En revanche, la critique de type externe est tout sauf efficace lorsqu’elle s’arrête aux éléments contextuels du NMD et s’arcboute sur les conditions institutionnelles ayant présidé à son élaboration (statut de la commission, choix des membres, nature du mandat, légitimité des propositions, etc.).
La plupart des “critiques” faites à l’endroit du NMD participent de “partis pris” (théoriques, méthodologiques, politiques, idéologiques) et tendent, sur cette base, à reformuler le NMD pour ainsi dire dans l’absolu, compte non tenu des limites imposées par la pluralité des préférences.
J’ai rappelé dans un précédent article que les “partis pris” divergents des membres de la Commission ont fini, au fil des travaux, par converger vers un consensus à la fois rationnel et pragmatique autour des fondamentaux du développement national. Force est de constater que, sur certaines questions primordiales, ce consensus s’est avéré plus fort que celui obtenu par le gouvernement sur la base du vote majoritaire (loi-cadre sur la réforme fiscale, loi-cadre relative à la réforme des établissements et entreprises publics à titre d’exemple, j’y reviendrai).

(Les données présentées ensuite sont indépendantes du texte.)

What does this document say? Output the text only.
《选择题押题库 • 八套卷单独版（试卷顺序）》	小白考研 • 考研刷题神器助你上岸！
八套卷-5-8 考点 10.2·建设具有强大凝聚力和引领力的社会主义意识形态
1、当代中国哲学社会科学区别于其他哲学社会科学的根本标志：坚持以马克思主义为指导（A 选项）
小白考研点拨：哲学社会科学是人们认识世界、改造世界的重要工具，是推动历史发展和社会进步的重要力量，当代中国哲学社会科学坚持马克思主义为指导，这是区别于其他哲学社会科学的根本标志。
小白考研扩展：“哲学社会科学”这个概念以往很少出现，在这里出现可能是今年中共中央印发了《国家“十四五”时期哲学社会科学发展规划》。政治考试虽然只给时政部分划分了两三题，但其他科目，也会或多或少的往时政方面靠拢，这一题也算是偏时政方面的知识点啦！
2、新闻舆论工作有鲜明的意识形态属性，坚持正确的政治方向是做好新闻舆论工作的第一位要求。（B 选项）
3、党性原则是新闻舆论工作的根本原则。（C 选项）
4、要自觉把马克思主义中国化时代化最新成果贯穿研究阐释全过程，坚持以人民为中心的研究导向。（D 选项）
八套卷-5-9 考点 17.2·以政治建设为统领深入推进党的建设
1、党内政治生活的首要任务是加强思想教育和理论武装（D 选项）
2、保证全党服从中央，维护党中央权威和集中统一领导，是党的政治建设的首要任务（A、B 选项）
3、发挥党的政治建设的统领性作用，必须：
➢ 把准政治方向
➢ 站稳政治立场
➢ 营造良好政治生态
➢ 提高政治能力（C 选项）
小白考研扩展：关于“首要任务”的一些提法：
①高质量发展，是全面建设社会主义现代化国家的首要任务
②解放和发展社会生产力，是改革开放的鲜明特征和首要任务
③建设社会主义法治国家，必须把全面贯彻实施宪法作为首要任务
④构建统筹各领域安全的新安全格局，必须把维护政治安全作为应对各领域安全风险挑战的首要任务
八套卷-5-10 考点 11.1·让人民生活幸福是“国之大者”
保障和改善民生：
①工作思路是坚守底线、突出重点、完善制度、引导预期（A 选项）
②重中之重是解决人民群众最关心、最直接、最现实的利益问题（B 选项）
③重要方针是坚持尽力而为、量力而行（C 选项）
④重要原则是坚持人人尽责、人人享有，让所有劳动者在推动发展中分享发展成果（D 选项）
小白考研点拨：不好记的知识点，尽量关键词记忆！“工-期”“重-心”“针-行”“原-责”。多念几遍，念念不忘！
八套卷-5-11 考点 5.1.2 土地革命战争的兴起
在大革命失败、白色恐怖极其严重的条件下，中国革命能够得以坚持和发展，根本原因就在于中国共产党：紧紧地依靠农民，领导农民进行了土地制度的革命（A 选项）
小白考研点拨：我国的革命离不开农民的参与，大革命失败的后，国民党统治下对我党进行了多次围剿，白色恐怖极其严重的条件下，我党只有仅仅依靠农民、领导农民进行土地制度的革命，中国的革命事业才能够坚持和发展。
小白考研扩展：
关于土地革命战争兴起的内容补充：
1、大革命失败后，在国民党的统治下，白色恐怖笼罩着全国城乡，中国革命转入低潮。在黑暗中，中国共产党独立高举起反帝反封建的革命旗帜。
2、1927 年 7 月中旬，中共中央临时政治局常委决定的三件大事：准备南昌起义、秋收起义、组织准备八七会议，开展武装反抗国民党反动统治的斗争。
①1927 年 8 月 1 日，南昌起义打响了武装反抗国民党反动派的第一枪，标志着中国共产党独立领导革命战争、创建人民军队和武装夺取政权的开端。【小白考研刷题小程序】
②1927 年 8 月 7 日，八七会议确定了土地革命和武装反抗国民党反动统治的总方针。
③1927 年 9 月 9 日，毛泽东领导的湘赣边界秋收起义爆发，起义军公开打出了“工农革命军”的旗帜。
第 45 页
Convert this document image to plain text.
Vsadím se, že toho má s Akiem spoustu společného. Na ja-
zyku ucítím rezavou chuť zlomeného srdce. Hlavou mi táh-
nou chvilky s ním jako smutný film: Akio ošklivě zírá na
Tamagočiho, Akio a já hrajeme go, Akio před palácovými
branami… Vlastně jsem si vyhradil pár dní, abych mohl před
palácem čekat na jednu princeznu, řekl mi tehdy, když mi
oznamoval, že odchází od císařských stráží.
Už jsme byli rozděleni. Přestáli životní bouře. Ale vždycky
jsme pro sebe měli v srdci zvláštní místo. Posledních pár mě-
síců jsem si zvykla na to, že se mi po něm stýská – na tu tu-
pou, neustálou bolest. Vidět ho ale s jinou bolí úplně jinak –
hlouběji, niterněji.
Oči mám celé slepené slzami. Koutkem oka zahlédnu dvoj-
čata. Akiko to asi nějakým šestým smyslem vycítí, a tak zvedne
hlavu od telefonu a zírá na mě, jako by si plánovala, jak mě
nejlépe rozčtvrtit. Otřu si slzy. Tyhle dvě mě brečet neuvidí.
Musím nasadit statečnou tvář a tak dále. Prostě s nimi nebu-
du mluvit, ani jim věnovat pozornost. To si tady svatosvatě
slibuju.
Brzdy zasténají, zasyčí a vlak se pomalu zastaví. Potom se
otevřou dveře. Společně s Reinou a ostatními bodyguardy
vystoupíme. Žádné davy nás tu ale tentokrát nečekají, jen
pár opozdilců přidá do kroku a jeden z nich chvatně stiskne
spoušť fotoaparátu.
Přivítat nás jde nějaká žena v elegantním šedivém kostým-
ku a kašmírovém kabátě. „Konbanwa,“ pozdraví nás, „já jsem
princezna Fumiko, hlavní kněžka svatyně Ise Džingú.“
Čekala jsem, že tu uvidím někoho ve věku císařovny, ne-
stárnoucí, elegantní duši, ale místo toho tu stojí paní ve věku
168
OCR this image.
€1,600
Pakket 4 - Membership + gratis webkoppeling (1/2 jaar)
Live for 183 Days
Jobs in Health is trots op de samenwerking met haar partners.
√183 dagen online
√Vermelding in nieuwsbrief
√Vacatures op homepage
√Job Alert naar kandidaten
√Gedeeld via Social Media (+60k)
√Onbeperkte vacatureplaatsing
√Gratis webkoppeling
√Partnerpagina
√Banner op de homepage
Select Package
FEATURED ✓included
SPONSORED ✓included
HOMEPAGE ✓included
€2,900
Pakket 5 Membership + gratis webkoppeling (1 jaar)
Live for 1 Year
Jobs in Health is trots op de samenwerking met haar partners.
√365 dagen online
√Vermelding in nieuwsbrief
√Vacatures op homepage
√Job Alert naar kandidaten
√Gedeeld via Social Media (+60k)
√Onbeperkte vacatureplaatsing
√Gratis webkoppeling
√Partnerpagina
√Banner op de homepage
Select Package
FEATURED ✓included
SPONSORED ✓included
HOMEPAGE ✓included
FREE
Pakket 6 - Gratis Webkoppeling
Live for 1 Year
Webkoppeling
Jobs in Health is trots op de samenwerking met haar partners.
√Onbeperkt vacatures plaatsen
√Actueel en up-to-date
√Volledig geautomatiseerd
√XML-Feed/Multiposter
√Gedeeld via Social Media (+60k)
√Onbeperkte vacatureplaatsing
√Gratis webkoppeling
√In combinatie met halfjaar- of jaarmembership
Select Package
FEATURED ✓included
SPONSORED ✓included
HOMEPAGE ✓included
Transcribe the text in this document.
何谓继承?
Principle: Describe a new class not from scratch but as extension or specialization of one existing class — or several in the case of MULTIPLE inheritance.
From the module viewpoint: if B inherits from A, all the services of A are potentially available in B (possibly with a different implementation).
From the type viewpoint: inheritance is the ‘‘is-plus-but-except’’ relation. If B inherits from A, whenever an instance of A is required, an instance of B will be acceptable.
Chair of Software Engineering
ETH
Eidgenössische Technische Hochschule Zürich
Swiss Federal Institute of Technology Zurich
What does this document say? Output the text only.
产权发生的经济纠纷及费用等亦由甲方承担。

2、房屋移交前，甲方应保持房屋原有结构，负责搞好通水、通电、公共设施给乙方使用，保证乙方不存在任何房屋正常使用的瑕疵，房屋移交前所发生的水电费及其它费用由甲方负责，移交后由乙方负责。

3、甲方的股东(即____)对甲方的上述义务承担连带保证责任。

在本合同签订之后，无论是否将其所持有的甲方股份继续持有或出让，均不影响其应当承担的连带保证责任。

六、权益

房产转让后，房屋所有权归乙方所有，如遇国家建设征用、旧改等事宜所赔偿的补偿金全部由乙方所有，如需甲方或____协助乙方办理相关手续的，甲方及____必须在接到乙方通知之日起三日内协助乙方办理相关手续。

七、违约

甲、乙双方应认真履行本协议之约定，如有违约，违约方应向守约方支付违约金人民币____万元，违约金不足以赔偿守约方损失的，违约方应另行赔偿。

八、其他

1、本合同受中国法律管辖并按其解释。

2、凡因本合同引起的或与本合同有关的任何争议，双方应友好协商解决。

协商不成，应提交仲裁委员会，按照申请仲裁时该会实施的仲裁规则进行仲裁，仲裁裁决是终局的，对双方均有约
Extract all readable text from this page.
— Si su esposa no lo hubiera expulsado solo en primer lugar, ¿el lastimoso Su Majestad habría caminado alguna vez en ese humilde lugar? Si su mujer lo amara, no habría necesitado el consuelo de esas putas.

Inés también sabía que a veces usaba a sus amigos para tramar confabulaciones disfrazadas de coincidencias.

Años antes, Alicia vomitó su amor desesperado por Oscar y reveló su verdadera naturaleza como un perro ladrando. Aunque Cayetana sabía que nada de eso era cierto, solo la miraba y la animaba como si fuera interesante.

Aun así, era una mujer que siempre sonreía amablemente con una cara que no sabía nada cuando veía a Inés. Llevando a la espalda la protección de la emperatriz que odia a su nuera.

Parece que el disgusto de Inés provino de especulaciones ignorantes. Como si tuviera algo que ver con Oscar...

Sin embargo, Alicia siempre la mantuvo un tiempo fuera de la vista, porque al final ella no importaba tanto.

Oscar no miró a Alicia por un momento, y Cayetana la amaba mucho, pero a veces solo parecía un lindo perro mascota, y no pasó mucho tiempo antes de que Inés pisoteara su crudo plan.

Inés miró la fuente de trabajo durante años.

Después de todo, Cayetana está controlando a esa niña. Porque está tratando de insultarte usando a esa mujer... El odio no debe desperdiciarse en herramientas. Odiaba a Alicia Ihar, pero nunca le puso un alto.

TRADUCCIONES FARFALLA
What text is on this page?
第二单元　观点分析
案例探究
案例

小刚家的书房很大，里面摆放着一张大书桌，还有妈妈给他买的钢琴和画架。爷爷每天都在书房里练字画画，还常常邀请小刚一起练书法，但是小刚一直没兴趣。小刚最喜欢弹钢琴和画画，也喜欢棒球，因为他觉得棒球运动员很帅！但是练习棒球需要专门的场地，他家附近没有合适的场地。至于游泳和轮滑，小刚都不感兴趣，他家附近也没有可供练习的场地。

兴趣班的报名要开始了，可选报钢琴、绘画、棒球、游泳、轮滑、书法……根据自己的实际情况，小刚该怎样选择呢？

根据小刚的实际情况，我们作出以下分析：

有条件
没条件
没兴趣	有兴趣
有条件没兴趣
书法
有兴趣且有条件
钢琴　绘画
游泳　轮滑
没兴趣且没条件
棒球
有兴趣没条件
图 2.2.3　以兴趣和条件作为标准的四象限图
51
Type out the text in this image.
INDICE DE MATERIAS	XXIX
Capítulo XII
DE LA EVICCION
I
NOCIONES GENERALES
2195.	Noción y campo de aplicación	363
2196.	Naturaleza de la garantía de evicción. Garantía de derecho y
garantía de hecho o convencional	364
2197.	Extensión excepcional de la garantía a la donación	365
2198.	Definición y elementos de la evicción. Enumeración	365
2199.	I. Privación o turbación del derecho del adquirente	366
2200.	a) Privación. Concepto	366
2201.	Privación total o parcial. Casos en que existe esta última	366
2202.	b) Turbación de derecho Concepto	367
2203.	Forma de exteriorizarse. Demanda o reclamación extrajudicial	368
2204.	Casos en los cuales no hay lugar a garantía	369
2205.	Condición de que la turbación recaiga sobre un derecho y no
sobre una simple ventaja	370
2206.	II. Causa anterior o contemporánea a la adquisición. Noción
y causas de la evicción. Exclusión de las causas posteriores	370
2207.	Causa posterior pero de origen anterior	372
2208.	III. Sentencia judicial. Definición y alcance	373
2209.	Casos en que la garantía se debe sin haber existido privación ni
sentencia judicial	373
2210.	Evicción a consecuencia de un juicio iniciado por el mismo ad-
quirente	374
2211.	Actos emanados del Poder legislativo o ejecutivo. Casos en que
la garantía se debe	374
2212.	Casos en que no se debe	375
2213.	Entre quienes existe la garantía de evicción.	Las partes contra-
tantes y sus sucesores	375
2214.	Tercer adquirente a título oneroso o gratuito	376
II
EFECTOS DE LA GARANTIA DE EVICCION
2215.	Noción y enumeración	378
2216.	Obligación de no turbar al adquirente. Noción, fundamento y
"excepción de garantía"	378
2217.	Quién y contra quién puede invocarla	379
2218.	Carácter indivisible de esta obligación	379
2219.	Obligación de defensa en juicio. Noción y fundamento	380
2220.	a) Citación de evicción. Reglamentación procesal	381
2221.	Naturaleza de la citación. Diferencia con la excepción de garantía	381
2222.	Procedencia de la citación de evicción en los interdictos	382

Le consensus est, sur les fondamentaux, un optimum et, en règle générale, les gains espérés sont plus élevés que ceux générés par le jeu strictement démocratique. Si le NMD est improbable sans le consensus, son effectivité est tout aussi improbable sans un engagement actif de l’ensemble des parties prenantes et sans une implication vigilante tout au long du processus de sa mise en œuvre.
Voice
La solution “Voice” est, tout compte fait, de loin la plus optimale si on cherche à maximiser les gains liés au NMD et minimiser le coût des réformes disruptives et de la transformation structurelle. Celui-ci contient, par ailleurs, les principes mêmes devant gouverner un “mode d’emploi” à la fois efficace et efficient pour sa mise en œuvre à court, moyen et long termes.
Au nombre de ces principes l’appropriation par les citoyens des ambitions, des choix stratégiques, des paris d’avenir, mais aussi du chemin à emprunter à l’horizon 2035 d’une part, la vigilance, le suivi et le contrôle de son effectivité par les parties prenantes d’autre part.
Plusieurs points de vigilance méritent d’être pointés du doigt à ce stade d’initialisation du NMD par le gouvernement. J’ai déjà évoqué les deux dispositifs constitutifs du “comment” prévus dans le rapport et validés dans un discours royal (le Pacte national pour le développement et le mécanisme de suivi, d’impulsion et de conduite du changement).
Ces deux dispositifs font partie des préconditions requises par le démarrage des réformes, ces dernières risquant, en l’absence de tels dispositifs, de bifurquer vers des sentiers de croissance sous-optimale et de déboucher sur des effets pervers inattendus.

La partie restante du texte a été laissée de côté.